Optimal by Design: Model-Driven Synthesis of Adaptation Strategies for Autonomous Systems

--Many software systems have become too large and complex to be managed efficiently by human administrators, particularly when they operate in uncertain and dynamic environments and require frequent changes. Requirements-driven adaptation techniques have been proposed to endow systems with the necessary means to autonomously decide ways to satisfy their requirements. However, many current approaches rely on general-purpose languages, models and/or frameworks to design, develop and analyze autonomous systems. Unfortunately, these tools are not tailored towards the characteristics of adaptation problems in autonomous systems. D proposes a model (and a language) for the high-level description of the basic elements of self-adaptive systems, namely the system, capabilities, requirements and environment. Based on those elements, a Markov Decision Process (MDP) is constructed to compute the optimal strategy or the most rewarding system behavior . Furthermore, this defines a reflex controller that can ensure timely responses to changes. One novel feature of the framework is that it benefits both from goal-oriented techniques, developed for requirement elicitation, refinement and analysis, and synthesis capabilities and extensive research around MDPs, their extensions and tools.
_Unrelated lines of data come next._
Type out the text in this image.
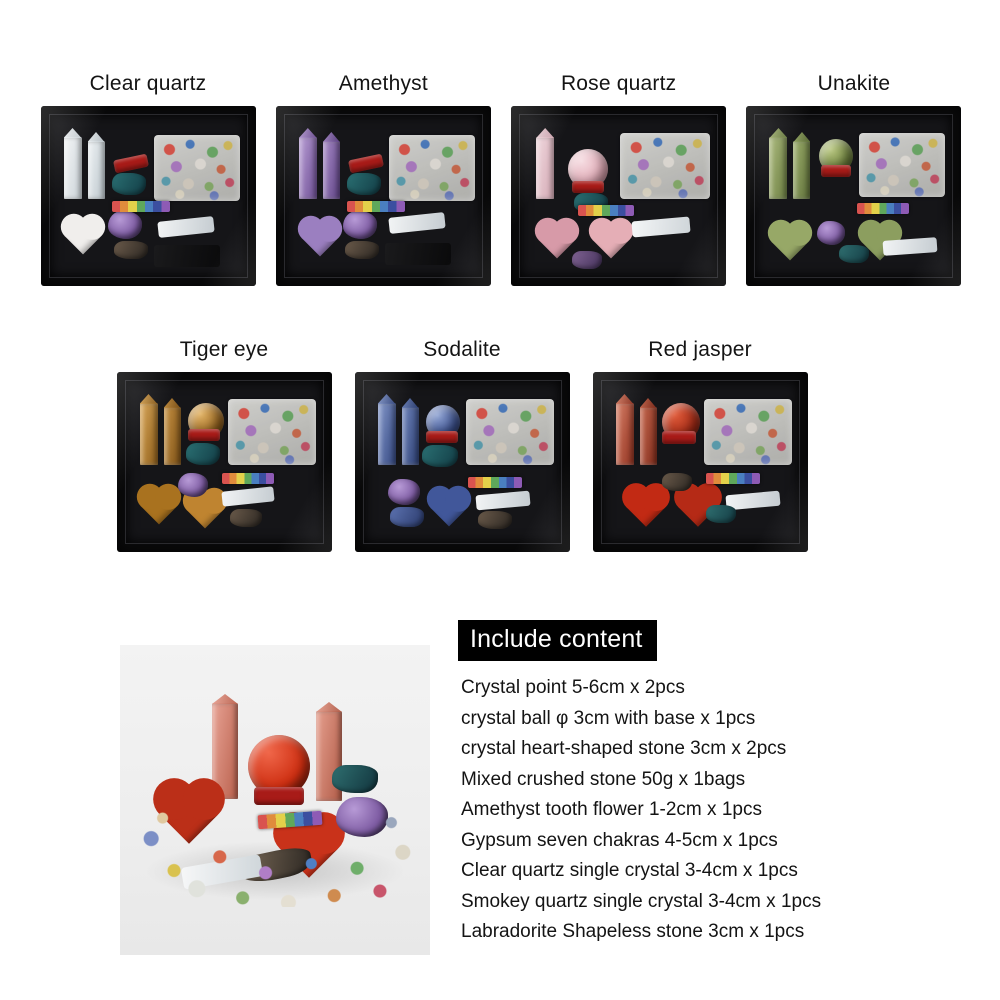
Clear quartz	Amethyst	Rose quartz	Unakite
Tiger eye	Sodalite	Red jasper
Include content
Crystal point 5-6cm x 2pcs
crystal ball φ 3cm with base x 1pcs
crystal heart-shaped stone 3cm x 2pcs
Mixed crushed stone 50g x 1bags
Amethyst tooth flower 1-2cm x 1pcs
Gypsum seven chakras 4-5cm x 1pcs
Clear quartz single crystal 3-4cm x 1pcs
Smokey quartz single crystal 3-4cm x 1pcs
Labradorite Shapeless stone 3cm x 1pcs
Our preliminary evaluation results demonstrate the practicality and advantages of the framework. Autonomous systems such as unmanned vehicles and robots play an increasingly relevant role in our societies. Many factors contribute to the complexity in the design and development of those systems. First, they typically operate in dynamic and uncontrollable environments [1]-[5]. Therefore, they must continuously adapt their configuration in response to changes, both in their operating environment and in themselves. Since the frequency of change cannot be controlled, decision-making must be almost instantaneous to ensure timely responses. From a design and management perspective, it is desirable to minimize the effort needed to design the system and to enable its runtime updating and maintenance. A promising technique to address those challenges is requirements-driven adaptation that endow systems with the necessary means to autonomously operate based on their requirements. Requirements are prescriptive statements of intent to be satisfied by cooperation of the agents forming the system [6]. They say what the system will do and not how it will do it [7].